For years, people have been comparing machine learning and data science hackathons with real-world implications. Yet, ironically, the debates are never-ending and often ambiguous.
For instance, if you look at online hackathon platforms like Kaggle or MachineHack. These platforms allow users to find and publish data sets, explore and build models in a web-based data-science environment, collaborate/work with other data scientists and machine learning engineers, and enter the competition to solve data science and machine learning challenges across experience levels – beginners to intermediate and expert.
Sign up for your weekly dose of what's up in emerging technology.
Hackathon platforms have been serving as a test-bed for data scientists and machine learning professionals. As per Kaggle, more than 55 per cent of data scientists have less than three years of experience, and six per cent of them pursuing data science have been using machine learning for more than a decade.
There are a lot more gains than losses by participating in hackathons. Some of the benefits/advantages include:
- Learning and collaborating opportunity. Participants get to network with like-minded people and discuss their solutions/approaches to the problems. Plus, working in groups helps to approach a problem from new perspectives and collaborate to achieve results.
- Experimenting with many SOTA approaches and datasets
- At times, you end up making great contact and landing an awesome job by showcasing your passion and skills to the world.
- It is fun to participate and see how you fare on the leaderboard.
- If you win, the prize money is always a bonus, but that should not be the only criteria to participate/take part in hackathons.
In this article, we will talk about the differences between hackathon platforms and real-world machine learning projects and draw a clear conclusion between the both.
Before we delve deep into understanding the difference between hackathons and real-world machine learning projects, let’s look into a lifecycle of a machine learning project.
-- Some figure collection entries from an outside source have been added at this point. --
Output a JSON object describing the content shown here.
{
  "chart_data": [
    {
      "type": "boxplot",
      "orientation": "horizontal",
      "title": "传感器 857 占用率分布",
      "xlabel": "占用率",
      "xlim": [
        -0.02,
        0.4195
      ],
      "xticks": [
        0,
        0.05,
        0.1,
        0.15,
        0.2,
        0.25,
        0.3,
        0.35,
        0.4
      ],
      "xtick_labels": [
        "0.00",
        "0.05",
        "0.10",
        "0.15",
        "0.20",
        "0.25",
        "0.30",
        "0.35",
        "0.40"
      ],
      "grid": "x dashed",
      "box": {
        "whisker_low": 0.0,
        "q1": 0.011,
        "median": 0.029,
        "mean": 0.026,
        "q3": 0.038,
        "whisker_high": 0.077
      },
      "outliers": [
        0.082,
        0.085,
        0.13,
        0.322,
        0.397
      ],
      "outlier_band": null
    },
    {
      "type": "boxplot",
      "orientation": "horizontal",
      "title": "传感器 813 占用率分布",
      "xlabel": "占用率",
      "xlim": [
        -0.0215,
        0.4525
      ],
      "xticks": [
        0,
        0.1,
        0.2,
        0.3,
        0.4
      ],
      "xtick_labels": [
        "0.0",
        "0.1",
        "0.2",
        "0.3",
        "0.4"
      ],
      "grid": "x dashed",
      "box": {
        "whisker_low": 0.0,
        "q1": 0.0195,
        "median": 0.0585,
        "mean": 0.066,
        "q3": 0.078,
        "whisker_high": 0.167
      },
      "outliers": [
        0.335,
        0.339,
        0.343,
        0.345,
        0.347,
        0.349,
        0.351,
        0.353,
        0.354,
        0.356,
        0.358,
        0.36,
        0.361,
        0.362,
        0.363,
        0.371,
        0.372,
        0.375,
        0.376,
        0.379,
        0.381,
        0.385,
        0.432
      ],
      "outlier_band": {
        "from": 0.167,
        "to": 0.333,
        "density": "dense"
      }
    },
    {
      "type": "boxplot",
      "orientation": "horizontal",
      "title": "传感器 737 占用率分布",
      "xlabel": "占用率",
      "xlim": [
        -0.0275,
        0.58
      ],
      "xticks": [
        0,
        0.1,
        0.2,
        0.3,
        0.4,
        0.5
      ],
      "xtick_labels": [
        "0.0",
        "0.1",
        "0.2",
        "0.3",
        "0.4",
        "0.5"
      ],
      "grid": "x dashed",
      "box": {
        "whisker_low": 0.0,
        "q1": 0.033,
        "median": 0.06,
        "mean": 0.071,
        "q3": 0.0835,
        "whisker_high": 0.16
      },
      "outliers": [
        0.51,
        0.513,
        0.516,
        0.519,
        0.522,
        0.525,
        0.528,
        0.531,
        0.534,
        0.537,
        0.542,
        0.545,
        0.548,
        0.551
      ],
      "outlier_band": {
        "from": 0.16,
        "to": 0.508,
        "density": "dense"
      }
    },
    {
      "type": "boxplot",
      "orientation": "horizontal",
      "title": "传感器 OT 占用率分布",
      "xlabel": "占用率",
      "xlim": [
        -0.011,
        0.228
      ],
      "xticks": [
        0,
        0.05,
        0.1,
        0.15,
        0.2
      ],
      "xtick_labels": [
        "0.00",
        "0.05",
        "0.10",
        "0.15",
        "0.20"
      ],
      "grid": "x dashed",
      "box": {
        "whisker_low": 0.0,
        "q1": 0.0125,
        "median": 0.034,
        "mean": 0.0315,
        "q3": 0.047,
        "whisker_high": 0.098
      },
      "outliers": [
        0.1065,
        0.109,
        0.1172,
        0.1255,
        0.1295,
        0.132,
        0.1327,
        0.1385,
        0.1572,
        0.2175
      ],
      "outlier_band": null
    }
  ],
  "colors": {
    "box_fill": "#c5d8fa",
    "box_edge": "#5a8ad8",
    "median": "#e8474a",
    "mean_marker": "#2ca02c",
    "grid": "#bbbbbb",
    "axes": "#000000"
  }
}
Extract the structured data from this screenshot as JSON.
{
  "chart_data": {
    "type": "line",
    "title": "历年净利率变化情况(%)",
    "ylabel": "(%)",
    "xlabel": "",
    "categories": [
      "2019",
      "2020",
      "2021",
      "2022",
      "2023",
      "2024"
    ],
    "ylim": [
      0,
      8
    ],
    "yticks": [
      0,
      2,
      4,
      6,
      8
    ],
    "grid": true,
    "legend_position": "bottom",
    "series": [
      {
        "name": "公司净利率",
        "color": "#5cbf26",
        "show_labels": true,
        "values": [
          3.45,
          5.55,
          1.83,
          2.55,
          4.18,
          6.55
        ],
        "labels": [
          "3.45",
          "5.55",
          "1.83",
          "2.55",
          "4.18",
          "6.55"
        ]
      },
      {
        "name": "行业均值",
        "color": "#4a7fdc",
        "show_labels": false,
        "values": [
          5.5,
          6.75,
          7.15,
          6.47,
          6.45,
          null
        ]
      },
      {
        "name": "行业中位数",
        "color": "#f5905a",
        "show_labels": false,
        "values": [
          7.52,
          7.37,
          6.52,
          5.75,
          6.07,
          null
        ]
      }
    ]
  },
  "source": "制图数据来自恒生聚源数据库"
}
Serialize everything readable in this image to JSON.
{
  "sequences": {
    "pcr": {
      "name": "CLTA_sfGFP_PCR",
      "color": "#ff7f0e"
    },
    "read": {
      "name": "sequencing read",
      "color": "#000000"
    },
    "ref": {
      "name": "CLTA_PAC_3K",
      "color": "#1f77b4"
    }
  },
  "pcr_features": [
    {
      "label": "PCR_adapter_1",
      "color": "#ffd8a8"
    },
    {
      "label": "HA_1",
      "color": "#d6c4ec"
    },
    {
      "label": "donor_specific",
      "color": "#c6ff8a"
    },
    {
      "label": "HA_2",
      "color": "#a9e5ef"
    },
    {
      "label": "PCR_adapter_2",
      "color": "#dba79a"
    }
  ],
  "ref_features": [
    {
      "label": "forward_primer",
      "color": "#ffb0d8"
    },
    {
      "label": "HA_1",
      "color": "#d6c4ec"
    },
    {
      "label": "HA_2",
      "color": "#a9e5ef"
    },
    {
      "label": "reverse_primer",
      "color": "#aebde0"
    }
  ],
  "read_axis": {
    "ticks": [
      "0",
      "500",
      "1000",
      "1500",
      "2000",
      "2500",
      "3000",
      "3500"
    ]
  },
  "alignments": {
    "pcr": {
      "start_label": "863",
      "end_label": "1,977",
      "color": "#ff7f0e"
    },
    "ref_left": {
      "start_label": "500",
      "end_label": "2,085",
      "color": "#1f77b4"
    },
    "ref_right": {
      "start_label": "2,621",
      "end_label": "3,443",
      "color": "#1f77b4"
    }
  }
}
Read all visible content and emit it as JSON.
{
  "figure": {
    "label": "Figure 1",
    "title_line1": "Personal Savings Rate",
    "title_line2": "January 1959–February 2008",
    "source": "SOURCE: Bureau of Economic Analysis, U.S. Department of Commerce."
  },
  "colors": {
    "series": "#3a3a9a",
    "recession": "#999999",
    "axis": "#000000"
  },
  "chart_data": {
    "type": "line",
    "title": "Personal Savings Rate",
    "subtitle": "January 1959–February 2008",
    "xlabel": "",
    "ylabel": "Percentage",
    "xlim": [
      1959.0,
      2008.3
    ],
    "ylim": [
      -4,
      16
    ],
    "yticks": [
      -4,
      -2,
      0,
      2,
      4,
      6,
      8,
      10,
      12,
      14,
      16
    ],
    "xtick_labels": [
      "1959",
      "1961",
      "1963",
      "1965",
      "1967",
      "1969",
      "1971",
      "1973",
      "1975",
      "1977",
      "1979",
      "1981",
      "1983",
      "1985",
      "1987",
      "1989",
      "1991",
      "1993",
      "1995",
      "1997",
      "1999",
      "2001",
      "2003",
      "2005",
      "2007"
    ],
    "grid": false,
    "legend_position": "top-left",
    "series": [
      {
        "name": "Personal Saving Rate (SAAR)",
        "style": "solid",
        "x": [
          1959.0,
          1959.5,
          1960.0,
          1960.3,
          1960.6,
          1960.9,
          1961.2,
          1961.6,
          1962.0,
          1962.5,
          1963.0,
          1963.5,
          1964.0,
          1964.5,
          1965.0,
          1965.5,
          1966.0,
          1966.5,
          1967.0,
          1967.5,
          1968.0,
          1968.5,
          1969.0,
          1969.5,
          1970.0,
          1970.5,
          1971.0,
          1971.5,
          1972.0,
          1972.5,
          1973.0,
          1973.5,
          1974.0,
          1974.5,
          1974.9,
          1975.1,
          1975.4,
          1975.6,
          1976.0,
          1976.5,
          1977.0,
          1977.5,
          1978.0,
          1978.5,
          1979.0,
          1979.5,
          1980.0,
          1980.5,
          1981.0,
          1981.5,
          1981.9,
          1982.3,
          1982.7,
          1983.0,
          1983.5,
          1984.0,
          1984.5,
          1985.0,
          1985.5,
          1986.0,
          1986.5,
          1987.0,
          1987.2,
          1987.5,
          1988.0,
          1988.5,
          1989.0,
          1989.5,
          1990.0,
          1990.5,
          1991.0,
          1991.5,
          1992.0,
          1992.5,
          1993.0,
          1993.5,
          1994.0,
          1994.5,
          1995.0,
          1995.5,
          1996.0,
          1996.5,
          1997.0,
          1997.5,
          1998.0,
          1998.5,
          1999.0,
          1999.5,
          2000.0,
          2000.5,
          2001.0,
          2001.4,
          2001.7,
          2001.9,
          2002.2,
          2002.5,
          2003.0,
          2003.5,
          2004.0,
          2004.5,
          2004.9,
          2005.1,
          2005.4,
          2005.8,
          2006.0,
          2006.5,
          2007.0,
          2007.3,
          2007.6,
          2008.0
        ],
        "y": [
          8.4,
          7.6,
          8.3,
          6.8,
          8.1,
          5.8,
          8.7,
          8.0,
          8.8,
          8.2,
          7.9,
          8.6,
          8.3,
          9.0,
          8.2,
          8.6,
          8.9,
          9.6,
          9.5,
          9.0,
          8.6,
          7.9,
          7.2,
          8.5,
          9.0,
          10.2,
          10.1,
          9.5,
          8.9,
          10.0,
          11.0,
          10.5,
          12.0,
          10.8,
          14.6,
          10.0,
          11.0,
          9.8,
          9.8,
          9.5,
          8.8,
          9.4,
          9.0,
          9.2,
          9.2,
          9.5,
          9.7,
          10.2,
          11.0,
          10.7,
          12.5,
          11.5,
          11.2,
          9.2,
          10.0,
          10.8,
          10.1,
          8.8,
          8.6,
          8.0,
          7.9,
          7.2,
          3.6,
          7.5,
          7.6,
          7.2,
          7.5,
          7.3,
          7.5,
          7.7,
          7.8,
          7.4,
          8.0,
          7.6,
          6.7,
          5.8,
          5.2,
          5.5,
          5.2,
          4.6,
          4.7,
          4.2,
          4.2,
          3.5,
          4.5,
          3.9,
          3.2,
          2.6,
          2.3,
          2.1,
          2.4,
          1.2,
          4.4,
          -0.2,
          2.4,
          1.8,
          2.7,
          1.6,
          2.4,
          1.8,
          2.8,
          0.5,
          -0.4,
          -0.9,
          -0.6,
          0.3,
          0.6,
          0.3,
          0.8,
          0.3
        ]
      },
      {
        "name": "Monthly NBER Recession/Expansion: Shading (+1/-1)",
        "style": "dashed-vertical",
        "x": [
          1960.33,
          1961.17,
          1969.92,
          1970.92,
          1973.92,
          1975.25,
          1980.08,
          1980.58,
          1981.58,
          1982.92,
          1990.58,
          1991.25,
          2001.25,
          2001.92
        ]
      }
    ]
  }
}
As explained by Steve Nouri, founder, AI4Diversity, it typically involves:
- Scoping the project
- Collecting the data
- Training the model
- Deploying in production
- Repeating 2, 3, 4
Many industry experts believe that the hackathon platforms might be an amazing way to experiment and learn. Still, it only aligns with a single stage of the ML lifecycle – i.e., training the model. However, when a data scientist builds a model in the real world and optimises the metric, they need to consider the RoI, inference, re-training cost and costs in general. That is a completely missing puzzle while working on hackathon platforms.
“To drive the adoption of an ML model within the business stakeholders, it is important we think about ‘interpretability’ as well,” said Sushanth Dasari, data scientist at Trust, stating that it drives a lot of key decisions in each of the steps in the life cycle, which is never the case with a hackathon.
“In real-world ML projects, 90 per cent of the time is spent on acquiring, cleaning and processing the data, often querying different databases and merging this data. The quality of the input data needs to be carefully assessed and checked for correctness, integrity, and consistency,” said Daniele Gadler, data scientist at ONE LOGIC GmbH.
Further, he said once the Ml model had been developed and deployed, a lot of time goes into monitoring, re-training the model and re-training it based on newly ingested data (MLOps). Instead, in hackathons, the data is already provided and is generally cleaner than in real-world projects. Furthermore, there are no concerns about real-world issues such as model stability, maintainability, deployability, etc. “You can just focus on developing a super-complex ‘unmaintainable’ huge model with the goal of obtaining the best performance on the data provided for the competition, hoping it will generalise on newly unseen data,” said Gadler.
Joseph Wehbe, co-founder and CEO of DAIMLAS.com, said that time is wasted improving 0.000001 accuracies on hackathon platforms, but you do not do that in the real world. It focuses only on one performance metric. However, in the real world, you focus on scalability, speed, deployment, and cost. “You don’t learn how to clean raw data. You don’t learn understanding the business problem, deployment skills, team skills interacting with leadership, and analysis to understand what ‘business problem’ you are trying to solve,” he added.
While hackathon platforms like Kaggle, MachineHack, etc., push users to explore new problems, it also helps them understand the science part well enough to do real-world work.
Hackathon platforms can be as real as real-world, but only the environments are different. For example, ‘what a gym is for athletes, hackathon platforms are for data scientists and machine learning professionals,’ – a great place to practice and learn.